You bet your sweet biomass

March 22, 2006
    Recently, a local booster of alternative energy told me he was excited about a new project to provide heat for a major development in Traverse City by burning “biomass.“
  “What‘s biomass?“ I asked, thinking it sounded vaguely obscene.
   “It‘s woodchips,“ he replied.
   I had to laugh because it seems it‘s getting harder and harder these days to speak plainly, using raw, descriptive words that say just what you mean.
   George Carlin‘s latest book, “When Will Jesus Bring the Pork Chops?“, contains a number of essays on this score, noting that we‘ve become unable to speak plainly.  Instead of being fired these days, for instance, you‘re “downsized, outsourced, made redundant.“  And when that happens, as is the case for the 200 or so unfortunate employees of Georgia-Pacific who were “let go“ from a particle board plant in Gaylord recently, the government‘s response tend to be “job retraining.“
   Retraining for what?  Neurosurgery?  Astrophysics?  Coffeehouse barista?  Seal trainer?  Circus clown?  I never did get that “job retraining“ thing -- if you don‘t have a “plan B“ and the skills it takes to cook up a resume at a moment‘s notice, then a dab of “job retraining“ isn‘t likely to be much help.  It‘s more like salt on the wound than a bandaid.
   But I digress.  Last week in TC there was a big Biomass Conference; a gathering of the tribes of environmentalists and alternative energy advocates to discuss the use of  biomass for local power.

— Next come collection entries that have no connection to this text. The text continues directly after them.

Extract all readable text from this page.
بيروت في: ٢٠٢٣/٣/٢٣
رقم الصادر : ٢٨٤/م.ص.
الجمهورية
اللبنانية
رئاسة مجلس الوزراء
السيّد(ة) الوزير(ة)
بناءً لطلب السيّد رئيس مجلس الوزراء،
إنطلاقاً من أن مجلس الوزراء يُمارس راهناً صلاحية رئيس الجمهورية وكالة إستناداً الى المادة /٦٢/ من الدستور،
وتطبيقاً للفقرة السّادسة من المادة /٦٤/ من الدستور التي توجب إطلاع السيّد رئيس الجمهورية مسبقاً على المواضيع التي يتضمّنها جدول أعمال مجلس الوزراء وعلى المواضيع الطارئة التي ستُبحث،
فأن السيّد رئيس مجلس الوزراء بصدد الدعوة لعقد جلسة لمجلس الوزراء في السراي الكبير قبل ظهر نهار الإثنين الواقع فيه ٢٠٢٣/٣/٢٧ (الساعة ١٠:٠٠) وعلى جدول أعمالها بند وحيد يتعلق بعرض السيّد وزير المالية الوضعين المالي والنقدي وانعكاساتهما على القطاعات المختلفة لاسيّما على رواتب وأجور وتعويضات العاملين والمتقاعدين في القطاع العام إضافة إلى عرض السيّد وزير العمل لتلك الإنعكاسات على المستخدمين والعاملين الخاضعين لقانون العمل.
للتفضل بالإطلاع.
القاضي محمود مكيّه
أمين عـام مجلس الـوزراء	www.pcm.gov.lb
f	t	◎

   Personally, I‘m skeptical of biomass.  Schemes like ethanol (fuel made out of crops) seem like a great way to deplete topsoil and encourage erosion just so someone (me?) can keep their hot tub blasting at 102 degrees Fahrenheit all winter.  And are woodchips the answer to the large-scale energy demands of the United States, or simply the byproduct of encouraging more destruction of our state and federal forests by the timber industry?  
   Speaking of keeping things simple, what I want to know, is why don‘t the advocates of alternative energy start promoting the idea of simply wearing sweaters and hats in the winter to lower those big heating bills and save energy?  That‘s what po‘ folks do in Peru up on the cruel, cold Altiplano where it‘s freezing harsh and there‘s no fuel for heating, no electricity for lights: instead, they wear fine sweaters and caps woven from llamas, alpacas and such.  And most walk around barefoot with their toes blackened by frostbite.  
   Now that‘s alternative energy.  And it‘s the same thing my parents practiced and all the generations before them, waking up on the farm with frost on the inside of the windows.
   The funny thing about energy is it‘s such a contentious subject.  Some people grow furious over the idea of nuclear power, even though the only practical alternative is burning coal and choking the planet in a greenhouse of rising temperatures.  And some give lip service to alternative power, but blow a fuse if a windmill is planned that will block their view of the bay.  And so on.
   Coincidentally, the same week as the Biomass Conference, a new group called Don‘t Plant It Here announced their opposition to a proposal for a new woodburning plant on West Bay in Leelanau County.  TC Light and Power would like to open a woodburning plant on two acres it owns along M-22 in Greilickville, just northwest of  Traverse City.  You know, burn some biomass for heat.
   But foes of the plant believe it‘s the wrong location, establishing a smelly eyesore at the gateway to Leelanau County.  And like the plans to establish windmill farms along the Lake Michigan coastline, no doubt there will be a hue and cry raised over this plan for alternative power -- or any plan -- coal, nuke, wind, what have you.  Many of us just seem to be wired a little peculiarly when it comes to our preferences on the power needed to heat our tea.
   No wonder we‘re resorting to doublespeak, using terms like biomass.